Bank Dunia mengumumkan adanya risiko resesi global pada 2023. Berdasarkan penyebab dan risikonya, apa yang akan terjadi pada resesi 2023?
Pada dasarnya, resesi ekonomi adalah kondisi saat perekonomian negara tengah memburuk. Dikutip dari situs Otoritas Jasa Keuangan, resesi terlihat dari Produk Domestik Bruto (PDB) negatif, pengangguran meningkat, hingga pertumbuhan ekonomi riil bernilai negatif selama dua kuartal berturut-turut.
Penyebab Resesi 2023
Bank Dunia mencatat, resesi 2023 dipicu keadaan saat bank-bank sentral seluruh dunia secara bersamaan menaikkan suku bunga sebagai respons terhadap inflasi.
SCROLL TO CONTINUE WITH CONTENT
Inflasi adalah proses meningkatnya harga secara umum dan terus-menerus. Ada beragam pemicu inflasi, contohnya seperti pandemi COVID-19 dan konflik Rusia-Ukraina yang menyulitkan rantai pasokan komoditas yang diperlukan berbagai negara.
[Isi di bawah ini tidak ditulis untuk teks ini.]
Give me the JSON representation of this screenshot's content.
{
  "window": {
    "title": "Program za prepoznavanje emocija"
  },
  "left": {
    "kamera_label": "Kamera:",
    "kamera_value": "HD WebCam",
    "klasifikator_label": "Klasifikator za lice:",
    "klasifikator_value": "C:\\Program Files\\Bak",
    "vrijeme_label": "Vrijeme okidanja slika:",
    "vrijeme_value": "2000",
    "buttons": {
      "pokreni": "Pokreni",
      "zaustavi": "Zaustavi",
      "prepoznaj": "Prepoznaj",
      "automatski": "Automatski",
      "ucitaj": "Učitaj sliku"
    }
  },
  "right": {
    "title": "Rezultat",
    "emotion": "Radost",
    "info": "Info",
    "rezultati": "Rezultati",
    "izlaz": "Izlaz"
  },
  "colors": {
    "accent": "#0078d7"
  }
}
Investor dunia mengharapkan bank sentral menaikkan suku bunga kebijakan moneter global hingga hampir 4 persen hingga 2023. Kenaikan ini mencapai lebih dari 2 poin persentase di atas rata-rata 2021.
Studi Bank Dunia mendapati, kenaikan suku bunga tersebut dapat membuat tingkat inflasi inti global, tidak termasuk energi, mencapai sekitar 5 persen pada tahun 2023, kecuali gangguan pasokan dan tekanan pasar tenaga kerja bisa mereda. Angka ini hampir dua kali lipat rata-rata inflasi lima tahun sebelum pandemi.
Sementara itu, untuk memotong inflasi global ke tingkat yang konsisten dengan target mereka, bank sentral diperkirakan perlu menaikkan suku bunga dengan tambahan 2 poin persentase.
Jika penaikan suku bunga tersebut disertai dengan tekanan pasar keuangan, pertumbuhan Produk Domestik Bruto (PDB) global akan melambat menjadi 0,5 persen pada 2023. Artinya, ada kontraksi 0,4 persen per kapita. Nah, kondisi inilah yang secara teknis dimaksud dengan resesi global.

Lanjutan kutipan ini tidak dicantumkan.